The Washington, DC-based forum includes 10 industry associations representing more than 2000 chemical companies. The group initially created a task force of 16 security experts in the industry, covering areas such as physical, information and process control security; supply chain management and logistics; industry collaborations; standards development; legal; and telecommunications.
The plan was submitted to Richard Clarke, former chairman of President Bush's Critical Infrastructure Protection Board, for inclusion in the National Strategy to Secure Cyberspace.
Late in 2002, the forum created a Cyber-Security Program to evaluate security technologies and collaborate with technology providers, determine a common industry standard, recommend security practices and policies, and develop an information-sharing network through which members could exchange ideas and distribute warnings about security threats.
In January, the forum and the Chemical Industry Data Exchange (CIDX) trade association unveiled the Chemicals Sector Cyber-Security Practices, Standards and Technology Initiative. This effort, run by a newly formed CIDX business unit, will implement the standards and practices component of the forum program.

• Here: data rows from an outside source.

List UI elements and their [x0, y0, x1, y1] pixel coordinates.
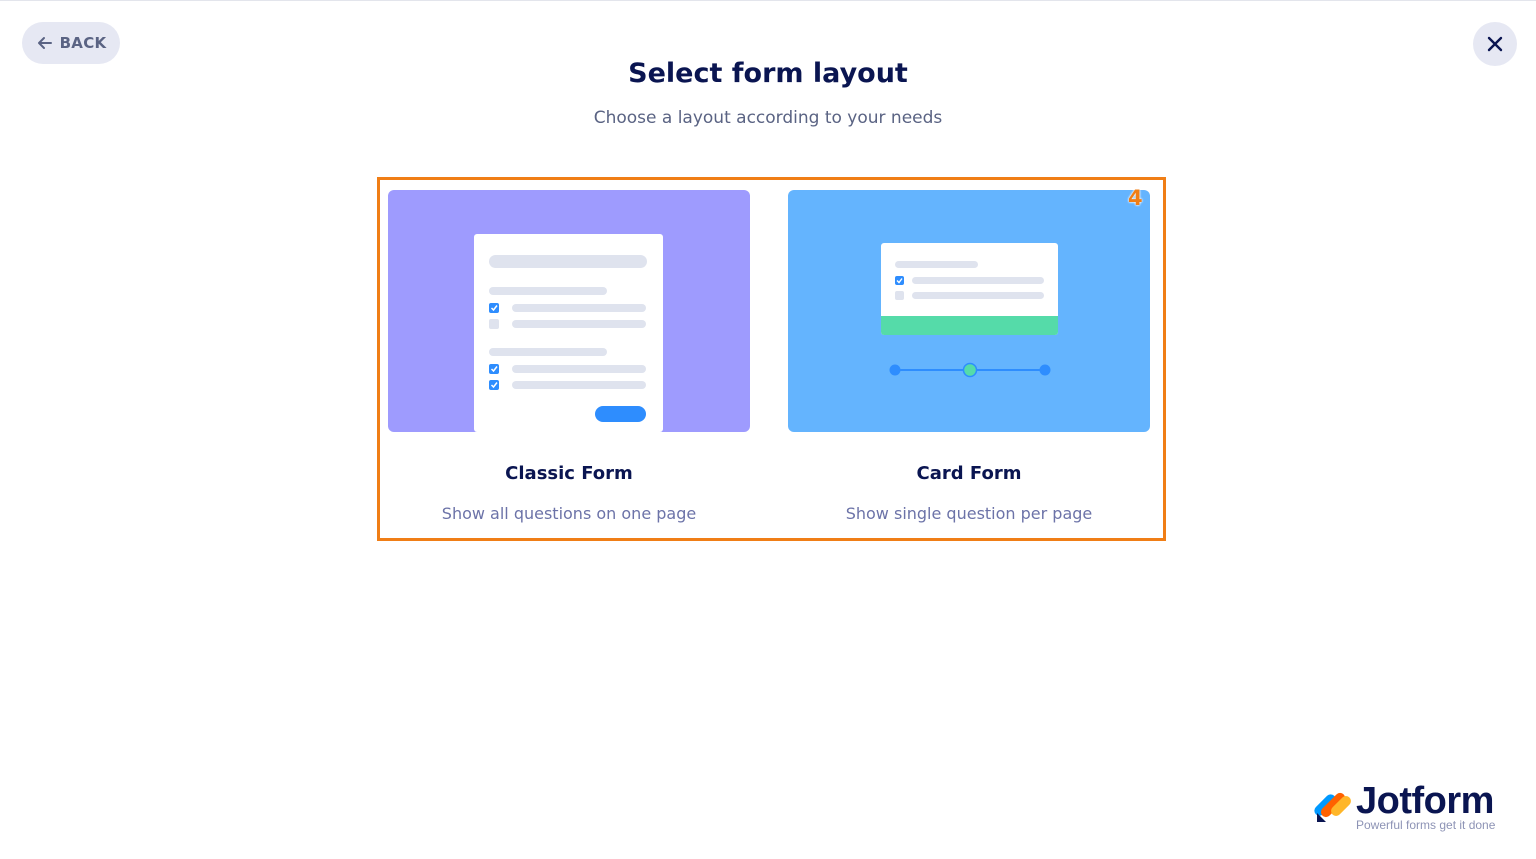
- close-icon: [1487, 36, 1503, 52]
- back-button-label: BACK: [59, 34, 107, 52]
- page-title: Select form layout: [628, 58, 908, 89]
- page-subtitle: Choose a layout according to your needs: [593, 108, 943, 128]
- annotation-marker: 4: [1128, 186, 1143, 210]
- top-divider: [0, 0, 1536, 1]
- brand-name: Jotform: [1356, 780, 1494, 822]
- jotform-logo-icon: [1314, 792, 1351, 822]
- jotform-logo: Jotform Powerful forms get it done: [1314, 780, 1500, 834]
- annotation-highlight-box: [377, 177, 1166, 541]
- arrow-left-icon: [37, 37, 52, 49]
- brand-tagline: Powerful forms get it done: [1356, 818, 1496, 832]
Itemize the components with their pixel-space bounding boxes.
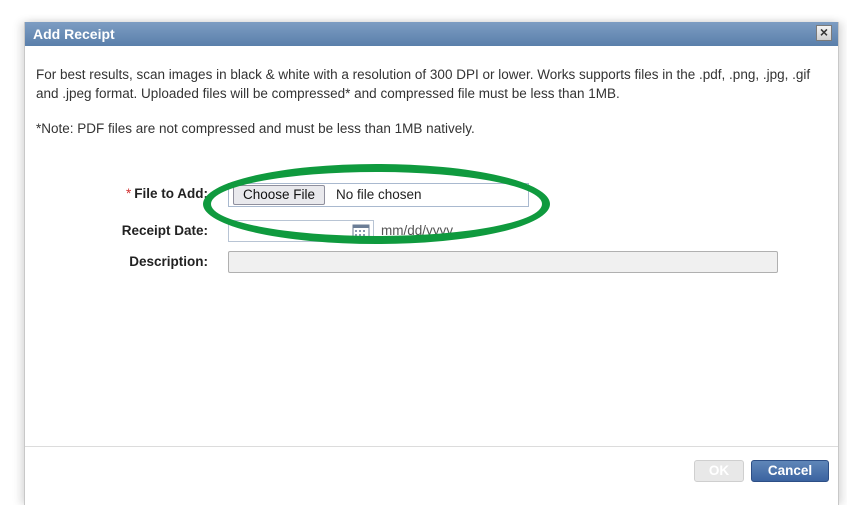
choose-file-button[interactable]: Choose File	[233, 185, 325, 205]
description-input[interactable]	[228, 251, 778, 273]
cancel-button[interactable]: Cancel	[751, 460, 829, 482]
file-input[interactable]: Choose File No file chosen	[228, 183, 529, 207]
dialog-titlebar: Add Receipt ×	[25, 22, 838, 46]
close-icon[interactable]: ×	[816, 25, 832, 41]
file-status-text: No file chosen	[336, 187, 422, 202]
pdf-note: *Note: PDF files are not compressed and …	[36, 121, 475, 136]
upload-instructions: For best results, scan images in black &…	[36, 67, 811, 101]
ok-button[interactable]: OK	[694, 460, 744, 482]
file-to-add-label-text: File to Add:	[134, 186, 208, 201]
dialog-title: Add Receipt	[33, 26, 115, 42]
date-format-hint: mm/dd/yyyy	[381, 223, 454, 238]
footer-divider	[25, 446, 838, 447]
receipt-date-label: Receipt Date:	[121, 223, 208, 238]
add-receipt-dialog: Add Receipt × For best results, scan ima…	[24, 22, 839, 505]
description-label: Description:	[129, 254, 208, 269]
required-indicator: *	[125, 186, 132, 201]
calendar-icon[interactable]	[352, 223, 370, 239]
file-to-add-label: * File to Add:	[126, 186, 208, 201]
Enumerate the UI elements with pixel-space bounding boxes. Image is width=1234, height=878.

SIDEBAR: Uncle Sam Wants More
While the chemical industry tries to improve security through collaborative efforts, the federal government may provide further impetus to ensure that the critical sector is well protected.
Congress is considering legislation introduced in May that would allow the Department of Homeland Security to mandate chemical facility security measures. The Chemical Facilities Security Act of 2003, introduced by Senator James Inhofe (Republican-Oklahoma) and Senator Zell Miller (Democrat-Georgia), requires chemical companies to complete vulnerability assessments and site security plans. Penalties for noncompliance are stiff.
"No one gets a free pass under this bill; no one is exempt," Inhofe said in introducing the bill. "Chemical facilities must abide by the legislation's security requirements and any rules, procedures or standards developed by the Department of Homeland Security."
Such regulation would fill a void noted in "The National Strategy for Physical Protection of Critical Infrastructure and Key Assets" report, issued by the White House in February. While the report applauded the industry's security initiatives, it noted that a "significant percentage of companies that operate major hazardous chemical facilities do not abide by voluntary security codes developed by other parts of the industry."
Christine Adams, performance chemicals business IS manager at Dow Chemical and program manager of the Cyber-Security Program within the Chemicals Sector Cyber-Security Information Sharing Forum, says the group supports the new legislation. "It will assure that vulnerability assessments are being conducted," she says.